ALM 2.0 addresses the shortcomings of ALM 1.0

ALM 2.0 products are emerging as a way to address the shortfalls of ALM. Schwaber calls out the guiding principles vendors are adopting to support the move to ALM 2.0: break down tools into functional fragments, allow a la carte re-composition that is role-focused, and bring the fragments together using a process-centric interoperability framework.

Functional decomposition-Vendors need to divide up tools into capabilities that align along role boundaries. This will allow stakeholders to use only the capabilities they need. For example, an Issue and Defect Management system may be packaged as functional fragments for tracing, reporting, creating defects, changing defect status, sending notifications, and assigning ownership. It is unlikely that any single stakeholder will need all the capabilities provided by the tool, but the tool will address the needs of the discipline across all roles.

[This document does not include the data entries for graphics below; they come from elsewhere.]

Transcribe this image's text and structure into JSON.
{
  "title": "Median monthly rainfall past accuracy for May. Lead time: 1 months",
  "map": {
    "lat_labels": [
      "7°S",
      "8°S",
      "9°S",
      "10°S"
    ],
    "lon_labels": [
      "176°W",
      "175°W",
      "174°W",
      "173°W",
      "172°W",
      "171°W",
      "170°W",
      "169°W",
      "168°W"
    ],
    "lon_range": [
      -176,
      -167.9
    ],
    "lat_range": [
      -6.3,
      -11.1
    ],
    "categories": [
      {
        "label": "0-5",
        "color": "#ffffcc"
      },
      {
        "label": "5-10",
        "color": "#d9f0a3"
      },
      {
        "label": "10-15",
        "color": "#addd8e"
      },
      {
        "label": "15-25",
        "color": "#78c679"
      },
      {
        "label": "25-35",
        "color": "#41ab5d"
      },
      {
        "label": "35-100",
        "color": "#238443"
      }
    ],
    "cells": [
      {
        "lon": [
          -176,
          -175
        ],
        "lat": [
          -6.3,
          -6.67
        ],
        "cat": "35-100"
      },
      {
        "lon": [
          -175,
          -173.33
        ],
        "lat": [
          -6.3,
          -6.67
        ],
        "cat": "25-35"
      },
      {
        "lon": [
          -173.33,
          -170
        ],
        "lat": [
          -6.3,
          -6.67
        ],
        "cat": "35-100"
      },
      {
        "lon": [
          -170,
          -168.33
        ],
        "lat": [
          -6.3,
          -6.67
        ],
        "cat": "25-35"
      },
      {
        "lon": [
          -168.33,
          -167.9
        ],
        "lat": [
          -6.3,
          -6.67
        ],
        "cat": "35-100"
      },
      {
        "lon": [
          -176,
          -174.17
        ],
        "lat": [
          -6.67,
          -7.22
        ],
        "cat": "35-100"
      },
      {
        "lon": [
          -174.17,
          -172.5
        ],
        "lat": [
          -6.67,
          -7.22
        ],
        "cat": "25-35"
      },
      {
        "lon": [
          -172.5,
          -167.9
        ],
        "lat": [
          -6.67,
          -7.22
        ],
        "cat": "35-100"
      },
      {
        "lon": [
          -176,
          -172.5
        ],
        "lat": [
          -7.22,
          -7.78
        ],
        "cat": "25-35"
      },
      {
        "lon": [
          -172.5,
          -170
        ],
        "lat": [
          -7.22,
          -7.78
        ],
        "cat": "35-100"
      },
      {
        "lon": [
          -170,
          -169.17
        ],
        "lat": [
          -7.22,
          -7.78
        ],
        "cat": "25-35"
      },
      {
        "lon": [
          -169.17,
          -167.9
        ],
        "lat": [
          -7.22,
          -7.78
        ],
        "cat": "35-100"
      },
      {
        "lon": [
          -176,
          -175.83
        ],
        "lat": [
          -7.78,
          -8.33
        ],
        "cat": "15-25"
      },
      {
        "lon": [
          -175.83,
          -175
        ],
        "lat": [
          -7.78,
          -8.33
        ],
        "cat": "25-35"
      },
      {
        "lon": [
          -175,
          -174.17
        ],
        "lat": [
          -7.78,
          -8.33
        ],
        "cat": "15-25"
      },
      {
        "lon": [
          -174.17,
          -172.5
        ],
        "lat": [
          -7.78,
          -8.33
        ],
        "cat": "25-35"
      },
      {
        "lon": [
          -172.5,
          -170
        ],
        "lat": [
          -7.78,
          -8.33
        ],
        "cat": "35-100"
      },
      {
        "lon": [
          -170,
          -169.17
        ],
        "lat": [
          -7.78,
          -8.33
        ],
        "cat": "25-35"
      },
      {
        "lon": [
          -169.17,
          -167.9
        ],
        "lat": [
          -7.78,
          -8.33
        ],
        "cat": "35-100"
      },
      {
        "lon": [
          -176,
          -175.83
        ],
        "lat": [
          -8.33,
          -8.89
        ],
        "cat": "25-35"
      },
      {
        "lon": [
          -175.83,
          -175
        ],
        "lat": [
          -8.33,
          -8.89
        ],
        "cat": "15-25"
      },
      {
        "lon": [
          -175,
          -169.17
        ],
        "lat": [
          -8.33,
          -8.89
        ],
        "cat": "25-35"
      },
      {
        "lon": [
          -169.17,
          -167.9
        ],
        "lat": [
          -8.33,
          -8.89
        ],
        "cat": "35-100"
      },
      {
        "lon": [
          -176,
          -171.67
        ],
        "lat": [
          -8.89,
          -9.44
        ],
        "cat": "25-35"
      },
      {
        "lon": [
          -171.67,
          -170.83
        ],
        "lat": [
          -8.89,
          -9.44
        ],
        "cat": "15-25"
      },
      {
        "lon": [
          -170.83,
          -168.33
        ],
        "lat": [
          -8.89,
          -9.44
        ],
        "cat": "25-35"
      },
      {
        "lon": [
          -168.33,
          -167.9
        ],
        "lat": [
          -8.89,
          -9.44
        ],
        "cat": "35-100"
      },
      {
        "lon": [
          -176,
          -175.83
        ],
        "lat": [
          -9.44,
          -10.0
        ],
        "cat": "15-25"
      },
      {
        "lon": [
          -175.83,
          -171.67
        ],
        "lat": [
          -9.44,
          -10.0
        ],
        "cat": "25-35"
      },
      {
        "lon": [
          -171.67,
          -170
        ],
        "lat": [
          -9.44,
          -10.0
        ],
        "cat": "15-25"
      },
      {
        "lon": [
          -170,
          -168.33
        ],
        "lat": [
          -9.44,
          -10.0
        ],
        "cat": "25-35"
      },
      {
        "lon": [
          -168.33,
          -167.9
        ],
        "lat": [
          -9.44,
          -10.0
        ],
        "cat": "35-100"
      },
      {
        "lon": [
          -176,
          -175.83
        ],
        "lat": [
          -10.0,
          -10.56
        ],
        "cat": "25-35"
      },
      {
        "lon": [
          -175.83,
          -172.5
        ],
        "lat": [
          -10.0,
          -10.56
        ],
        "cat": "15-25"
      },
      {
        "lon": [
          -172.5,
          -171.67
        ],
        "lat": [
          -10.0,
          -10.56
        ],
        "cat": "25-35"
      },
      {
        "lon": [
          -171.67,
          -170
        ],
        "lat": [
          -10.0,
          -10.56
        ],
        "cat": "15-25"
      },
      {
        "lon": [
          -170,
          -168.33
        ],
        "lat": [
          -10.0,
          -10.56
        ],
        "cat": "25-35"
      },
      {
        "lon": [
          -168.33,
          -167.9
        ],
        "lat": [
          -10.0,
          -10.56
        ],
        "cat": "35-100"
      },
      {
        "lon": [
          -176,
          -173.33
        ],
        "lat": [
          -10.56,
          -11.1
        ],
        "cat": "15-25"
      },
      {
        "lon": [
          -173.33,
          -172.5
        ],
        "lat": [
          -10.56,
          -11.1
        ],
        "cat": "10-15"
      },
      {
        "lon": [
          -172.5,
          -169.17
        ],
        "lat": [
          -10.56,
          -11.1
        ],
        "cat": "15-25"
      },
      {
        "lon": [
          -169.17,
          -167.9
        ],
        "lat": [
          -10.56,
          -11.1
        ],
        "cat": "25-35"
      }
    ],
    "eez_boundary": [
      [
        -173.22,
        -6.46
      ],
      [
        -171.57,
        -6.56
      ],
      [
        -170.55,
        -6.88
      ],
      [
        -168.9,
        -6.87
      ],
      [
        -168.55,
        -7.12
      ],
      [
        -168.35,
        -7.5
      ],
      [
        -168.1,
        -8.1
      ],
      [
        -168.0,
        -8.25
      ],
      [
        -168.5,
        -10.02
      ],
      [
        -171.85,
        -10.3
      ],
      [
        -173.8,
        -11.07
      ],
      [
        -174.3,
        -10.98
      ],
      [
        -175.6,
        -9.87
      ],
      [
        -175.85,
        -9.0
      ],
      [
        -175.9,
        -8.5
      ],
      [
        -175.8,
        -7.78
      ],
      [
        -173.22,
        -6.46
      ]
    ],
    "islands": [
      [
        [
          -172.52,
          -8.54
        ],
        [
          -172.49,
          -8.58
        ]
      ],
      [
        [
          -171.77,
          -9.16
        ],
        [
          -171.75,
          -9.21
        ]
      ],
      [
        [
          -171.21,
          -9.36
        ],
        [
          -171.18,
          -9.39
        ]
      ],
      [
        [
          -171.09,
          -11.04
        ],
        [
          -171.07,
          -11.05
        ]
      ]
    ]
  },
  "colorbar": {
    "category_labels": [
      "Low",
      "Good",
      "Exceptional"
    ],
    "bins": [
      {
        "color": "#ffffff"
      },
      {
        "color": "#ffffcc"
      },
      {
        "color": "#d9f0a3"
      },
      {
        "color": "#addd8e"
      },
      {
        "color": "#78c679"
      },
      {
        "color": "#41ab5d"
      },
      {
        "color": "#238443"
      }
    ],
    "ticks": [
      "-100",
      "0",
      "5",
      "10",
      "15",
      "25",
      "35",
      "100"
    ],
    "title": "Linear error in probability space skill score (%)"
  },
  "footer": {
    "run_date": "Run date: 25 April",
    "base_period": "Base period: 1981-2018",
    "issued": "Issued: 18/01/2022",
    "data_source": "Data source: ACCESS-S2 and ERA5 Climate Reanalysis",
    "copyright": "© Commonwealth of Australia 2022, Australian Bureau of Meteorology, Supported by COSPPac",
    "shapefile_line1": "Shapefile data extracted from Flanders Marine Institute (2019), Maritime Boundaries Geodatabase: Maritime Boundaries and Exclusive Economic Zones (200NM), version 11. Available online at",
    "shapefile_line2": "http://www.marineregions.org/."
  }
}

Role-focused recomposition-ALM 2.0 tools will allow stakeholders to piece together a virtual ALM product from the constituent elements of various ALM tools. For example, a developer may need only reporting from Requirements Management, but might need full traceability from Build Management, ownership from Issue and Defect Management, and the full set of library functions from Version Control.

Process-centric interoperability-Practitioners will access these virtual ALM tools through a process- centric framework that will provide a personalized, unified interface. In our previous example of the developer working on a design task, with ALM 2.0, she would be able to access her tasks, requirements, models, and design tools directly from her interface of choice, likely through her IDE. Other roles would use other interfaces such as portals or thick client applications.